And she wouldn’t give it to me.
I’ve been living in a surreality. Or maybe I’ve been living inside of an Adam Sandler movie. Besides that, things are going okay, I guess. Those of you reading my blog, all two of you ;), please be nice to Funny Girl. You are all welcome to discuss whatever you wish but please don’t scare her away. It appears she may be open to the idea of communicating but I need your help, people.
Anything that comes out of my mouth will immediately be discredited. However, there are some out there that she may have a more open mind towards. Feel free to dis me all you want. It makes her happy ;) but please don’t dis on her. I’ve already started by being a good example by transforming into a duck. Something about water off of their backs or something.
Oh and, Doom on the Xbox360 is freaking awesome. I love death-matches.
Tags: adam sandler, communication, daughter, funny girl, suicidal tendencies
Something about institutions.
It is kinda hard to be nice when she is being crule and when we see you say mean things back to her.
(cruel)
You’re absolutely correct.
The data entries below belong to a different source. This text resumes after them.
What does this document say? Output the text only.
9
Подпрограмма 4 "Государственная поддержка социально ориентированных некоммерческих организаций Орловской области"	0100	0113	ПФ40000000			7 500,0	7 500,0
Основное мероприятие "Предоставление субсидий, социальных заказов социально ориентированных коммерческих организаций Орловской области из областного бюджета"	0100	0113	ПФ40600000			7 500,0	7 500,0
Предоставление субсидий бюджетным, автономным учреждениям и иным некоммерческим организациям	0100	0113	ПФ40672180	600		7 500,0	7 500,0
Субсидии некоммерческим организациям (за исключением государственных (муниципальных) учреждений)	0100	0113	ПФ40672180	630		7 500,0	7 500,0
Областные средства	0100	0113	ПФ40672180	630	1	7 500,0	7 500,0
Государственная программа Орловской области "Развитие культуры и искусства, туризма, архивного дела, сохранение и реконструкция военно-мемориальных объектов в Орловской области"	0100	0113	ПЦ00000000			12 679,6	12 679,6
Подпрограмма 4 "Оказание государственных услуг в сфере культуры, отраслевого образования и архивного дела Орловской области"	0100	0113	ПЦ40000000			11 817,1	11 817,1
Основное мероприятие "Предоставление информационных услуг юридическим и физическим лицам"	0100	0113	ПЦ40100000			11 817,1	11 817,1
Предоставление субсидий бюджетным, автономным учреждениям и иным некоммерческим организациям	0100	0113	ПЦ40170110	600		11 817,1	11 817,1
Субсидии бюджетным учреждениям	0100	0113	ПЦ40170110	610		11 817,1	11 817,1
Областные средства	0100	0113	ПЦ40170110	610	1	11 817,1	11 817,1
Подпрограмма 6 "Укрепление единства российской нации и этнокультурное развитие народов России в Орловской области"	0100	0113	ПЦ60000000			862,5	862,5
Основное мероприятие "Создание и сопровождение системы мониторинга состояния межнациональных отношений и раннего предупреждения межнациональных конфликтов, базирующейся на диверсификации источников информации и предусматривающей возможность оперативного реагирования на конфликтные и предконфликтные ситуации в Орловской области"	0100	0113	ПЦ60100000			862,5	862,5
I was saying mean things to her when I shouldn’t have but it took me a long time to get to that point. Now that I’ve called her names I do not plan on saying those words again. Nor should I need to.
Please tell your sister to stop being rude to me.. God to think I was going to send her a picture.. I hope we can work this out Ramsey..
You really do scare me though that is no lie.. But maybe if we communicate better I wont be so scared of you..
Right now I have to think about alot of stuff.. All the hatered you wrote was pretty harsh. But I did do those jokes.. So I am sorry.. Are you Sorry?
And the state will not take her away from either of us,, I know from me for a fact.. I wouldnt be talking about the state taking away my child.. I dont do drugs. I am a wonderful mother.. I dont even go out to play with my friends. I would rather be with my baby.. They grow up so fast, As you know.. I will stop writting now.. But I will think about everything you have said. n get back to you n a week or so.. I copied ur e mail. So i have it thanks.
I think you missed this part
“but please don’t dis on her.”
‘Her’ in that sentence refers to a certain girl who is funny.
Oh yeah, and about the Sorries. I appreciate the sentiment and I feel the same way, too. But I think we have quite a bit to go through before I give you my full apology and I accept yours.
Will you accept a sorry in abeyance?
http://answers.yahoo.com/question/index?qid=20080121163830AA6XVkI
except in the example outlined it would read like this:
A “sorry in abeyance” is when a defendant enters in a temporary apology plea. The defendant then fulfills certain obligations set by the parties in question (i.e. does not do it again, makes nice gestures, go without any new violations for a specified period of time etc.). Once the obligations are fulfilled, the grudges are dropped, and the infractions are wiped from their records and the other party is forgiven.
Something like that.
OMG -
Good to see you guys attempting to work through this a little bit.
Funny Girl, I don’t know you, but I do know Ramsey, and for many years. Honestly, there aren’t many fathers who actually want to make an effort to be part of their childrens lives, so in that respect, you are very lucky. Having a child who will never know her father, nor any member of her fathers family, is something that bothers me sometimes. His choice, not mine. My partner has taken over as her secondary parent, but she still has this whole part of her life she will never know. It isn’t fair to her.
I understand it being your nature to want to protect your child, believe me :) I have seen Ramsey interact not only with my daughter, but with other children as well. I promise it is in your daughters best interest to have Ramsey in her life.
I hope that someday, Ramsey and Funny Girl, your child will thank you for getting past your differences and working together to do what is best for her. Good luck to both of you.
PS….Ramsey….Don’t mess it up!!
(I kid, I kid)
I too am in a situation where my little girl won’t ever know her father because he doesn’t want the responsibility. While I don’t know Ramsey as well as I’d like, I do believe he is sincere in his desire to be a part of his daughter’s life and do what is best for her. I would love to have this for my daughter.
I am no expert on anything and I’ve not known him as long as others, but I do know that Ramsey is a good guy at heart who just gets a bit over-emotional and don’t we all when it’s something we truly care about. I would at least give him a chance. Trust is something that has to be earned in my opinion, but if you never give someone the chance to earn it, you are losing out as well.
Hmmm. Keldwud, you are a narcissitic neurotic fag.
Ramsey,
How you been man. Haven’t talked to you in a long while. Been wondering what you been up to. Think you changed phone numbers since one I have didn’t work anymore. Hit me up sometime love to catch up with ya.